The rights to sell my first Clotheshorse patterns, Hestia and San Graal, returned to me a while ago. I finally got around to proofreading the tech edited version (yes, I'm one of those) and posting it on Ravelry. So if you've been putting off buying this pattern, now would be an excellent time to take the plunge.
As I wrote before, San Graal looks amazing but is really a perfect first stranded colorwork project. Trust me. Just remember to admire your work frequently so you can catch any obvious mistakes.
Plus, the pattern includes instructions for lengthening the garment if you're a little shy. But look at the pictures below before you decide. The fuzzy-faced chick is me before I learned how to focus the camera when using the timer.
I'm well known for my generous hips and thighs, but this skirt makes me look downright slim. Maybe it's all the alligators. . . .
My recently released San Graal was one of the garments featured on the Clotheshorse blog modeled at a trunk show at Yarns in the Farms. The photo at right is not from the trunk show---I just wanted to show you how great it looks with tights!

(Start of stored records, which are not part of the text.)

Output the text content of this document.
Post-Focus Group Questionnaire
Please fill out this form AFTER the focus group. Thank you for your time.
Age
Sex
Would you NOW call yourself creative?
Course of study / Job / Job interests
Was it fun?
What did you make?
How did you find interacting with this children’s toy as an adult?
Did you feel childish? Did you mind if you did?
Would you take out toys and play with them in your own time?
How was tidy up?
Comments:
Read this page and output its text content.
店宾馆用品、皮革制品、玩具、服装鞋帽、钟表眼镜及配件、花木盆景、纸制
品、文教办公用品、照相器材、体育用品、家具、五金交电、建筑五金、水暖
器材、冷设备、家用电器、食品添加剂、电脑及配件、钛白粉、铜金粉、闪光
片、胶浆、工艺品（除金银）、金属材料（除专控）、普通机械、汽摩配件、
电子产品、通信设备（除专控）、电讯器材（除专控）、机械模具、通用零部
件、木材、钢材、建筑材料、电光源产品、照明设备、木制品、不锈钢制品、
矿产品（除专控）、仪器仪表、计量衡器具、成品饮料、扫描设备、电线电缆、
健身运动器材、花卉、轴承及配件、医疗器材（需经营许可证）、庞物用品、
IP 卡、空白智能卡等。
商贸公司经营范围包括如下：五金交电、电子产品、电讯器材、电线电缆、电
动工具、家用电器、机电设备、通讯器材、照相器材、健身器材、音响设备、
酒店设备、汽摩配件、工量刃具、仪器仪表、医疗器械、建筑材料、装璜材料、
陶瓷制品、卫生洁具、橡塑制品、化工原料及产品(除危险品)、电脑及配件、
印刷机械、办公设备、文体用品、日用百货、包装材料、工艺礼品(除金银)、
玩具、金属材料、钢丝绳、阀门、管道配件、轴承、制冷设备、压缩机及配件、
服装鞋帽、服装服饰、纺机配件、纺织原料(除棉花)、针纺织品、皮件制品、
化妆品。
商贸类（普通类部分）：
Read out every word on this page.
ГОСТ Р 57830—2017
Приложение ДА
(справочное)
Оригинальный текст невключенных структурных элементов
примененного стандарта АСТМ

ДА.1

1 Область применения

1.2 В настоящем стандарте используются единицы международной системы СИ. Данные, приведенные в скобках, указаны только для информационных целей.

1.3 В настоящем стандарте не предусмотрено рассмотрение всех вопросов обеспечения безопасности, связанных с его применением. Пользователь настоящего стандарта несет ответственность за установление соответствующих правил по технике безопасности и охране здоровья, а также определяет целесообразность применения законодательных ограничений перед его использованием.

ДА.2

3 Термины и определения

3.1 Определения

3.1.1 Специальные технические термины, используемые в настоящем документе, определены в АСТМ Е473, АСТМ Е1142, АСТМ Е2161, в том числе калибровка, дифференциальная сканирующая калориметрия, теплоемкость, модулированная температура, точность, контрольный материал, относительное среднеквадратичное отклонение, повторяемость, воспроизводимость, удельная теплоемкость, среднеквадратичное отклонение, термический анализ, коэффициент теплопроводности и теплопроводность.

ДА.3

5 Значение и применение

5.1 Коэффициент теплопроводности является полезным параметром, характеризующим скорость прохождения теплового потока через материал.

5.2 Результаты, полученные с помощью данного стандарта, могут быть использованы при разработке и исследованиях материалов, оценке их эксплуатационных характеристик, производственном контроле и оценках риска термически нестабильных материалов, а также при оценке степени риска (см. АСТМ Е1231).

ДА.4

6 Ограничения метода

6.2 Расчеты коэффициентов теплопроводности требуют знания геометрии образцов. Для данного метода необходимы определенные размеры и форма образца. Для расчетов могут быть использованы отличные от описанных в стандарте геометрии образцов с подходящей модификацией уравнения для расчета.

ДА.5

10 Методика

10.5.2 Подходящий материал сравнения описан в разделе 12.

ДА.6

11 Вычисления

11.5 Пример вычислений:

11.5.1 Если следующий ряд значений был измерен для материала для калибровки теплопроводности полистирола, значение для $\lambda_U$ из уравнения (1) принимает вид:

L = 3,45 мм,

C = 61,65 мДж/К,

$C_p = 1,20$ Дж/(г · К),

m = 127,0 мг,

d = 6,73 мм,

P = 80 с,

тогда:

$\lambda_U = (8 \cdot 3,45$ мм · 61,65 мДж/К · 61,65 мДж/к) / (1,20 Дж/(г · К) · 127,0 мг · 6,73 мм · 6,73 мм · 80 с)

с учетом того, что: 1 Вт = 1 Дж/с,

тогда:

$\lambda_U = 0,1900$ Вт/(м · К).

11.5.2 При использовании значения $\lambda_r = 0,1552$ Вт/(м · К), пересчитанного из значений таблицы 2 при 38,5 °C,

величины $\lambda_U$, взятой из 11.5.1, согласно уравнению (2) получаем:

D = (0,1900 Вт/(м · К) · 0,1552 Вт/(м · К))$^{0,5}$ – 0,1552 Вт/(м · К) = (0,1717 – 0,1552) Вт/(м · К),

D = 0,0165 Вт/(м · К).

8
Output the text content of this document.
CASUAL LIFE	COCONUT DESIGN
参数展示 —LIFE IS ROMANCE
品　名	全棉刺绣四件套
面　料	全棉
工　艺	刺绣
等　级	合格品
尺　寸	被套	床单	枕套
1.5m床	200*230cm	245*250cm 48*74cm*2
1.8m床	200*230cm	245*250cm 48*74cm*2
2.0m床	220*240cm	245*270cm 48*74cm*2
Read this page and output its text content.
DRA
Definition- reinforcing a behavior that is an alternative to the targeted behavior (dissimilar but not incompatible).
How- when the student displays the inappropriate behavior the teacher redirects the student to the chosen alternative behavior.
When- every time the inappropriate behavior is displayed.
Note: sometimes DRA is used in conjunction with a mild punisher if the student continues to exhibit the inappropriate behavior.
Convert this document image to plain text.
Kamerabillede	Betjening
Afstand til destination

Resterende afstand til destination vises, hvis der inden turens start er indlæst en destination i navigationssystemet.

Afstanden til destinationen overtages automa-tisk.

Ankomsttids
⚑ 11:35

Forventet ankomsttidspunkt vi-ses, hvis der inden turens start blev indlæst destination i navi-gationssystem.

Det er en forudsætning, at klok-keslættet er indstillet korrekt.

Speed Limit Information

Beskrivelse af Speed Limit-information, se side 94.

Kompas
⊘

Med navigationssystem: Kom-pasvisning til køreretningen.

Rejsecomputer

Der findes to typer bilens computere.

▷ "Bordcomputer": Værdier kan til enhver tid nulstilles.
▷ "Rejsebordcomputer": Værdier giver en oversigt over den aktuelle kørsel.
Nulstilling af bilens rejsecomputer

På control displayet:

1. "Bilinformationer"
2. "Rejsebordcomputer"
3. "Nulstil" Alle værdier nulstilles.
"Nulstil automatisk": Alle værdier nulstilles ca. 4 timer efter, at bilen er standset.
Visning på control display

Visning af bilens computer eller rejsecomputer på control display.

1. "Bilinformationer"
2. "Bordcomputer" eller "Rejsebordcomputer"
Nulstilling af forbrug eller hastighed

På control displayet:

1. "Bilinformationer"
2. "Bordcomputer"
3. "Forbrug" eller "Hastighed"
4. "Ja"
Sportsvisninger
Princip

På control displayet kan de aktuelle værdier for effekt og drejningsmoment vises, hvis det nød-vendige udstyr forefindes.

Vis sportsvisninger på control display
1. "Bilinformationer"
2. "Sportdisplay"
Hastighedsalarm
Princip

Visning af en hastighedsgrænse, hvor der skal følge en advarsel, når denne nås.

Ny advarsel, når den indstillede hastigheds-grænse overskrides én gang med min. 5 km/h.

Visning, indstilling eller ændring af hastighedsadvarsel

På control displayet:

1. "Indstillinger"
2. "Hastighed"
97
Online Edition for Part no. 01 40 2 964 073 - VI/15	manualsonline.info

We're leaving tomorrow for our molasses moon, so I expect the blog to be pretty quiet until I get back on Tuesday. Have a great weekend!
My other design appearing in this issue of Clotheshorse is San Graal, a mini skirt that's oh so snuggly warm.
San Graal means Holy Grail, the subject of many tapestries but significantly the tapestries of William Morris, who enjoyed "hiding images of flora and fauna within the intricate curls and swirls of a design" (quote taken from the Clotheshorse submission call). There's also a double entendre invoked here.
This skirt knit up super fast in Blissful Knits Adore, even at the firm gauge required to make a skirt sag-proof. There are also instructions for making the skirt not-quite-so-mini, but I think this version is incredibly cute and the vertical elements (the alligators and bird legs and tails) are slimming.
San Graal is a great project for those new to color stranding because of its small size and lack of repeated motifs which can call attention to mistakes. Why don't you give it a try?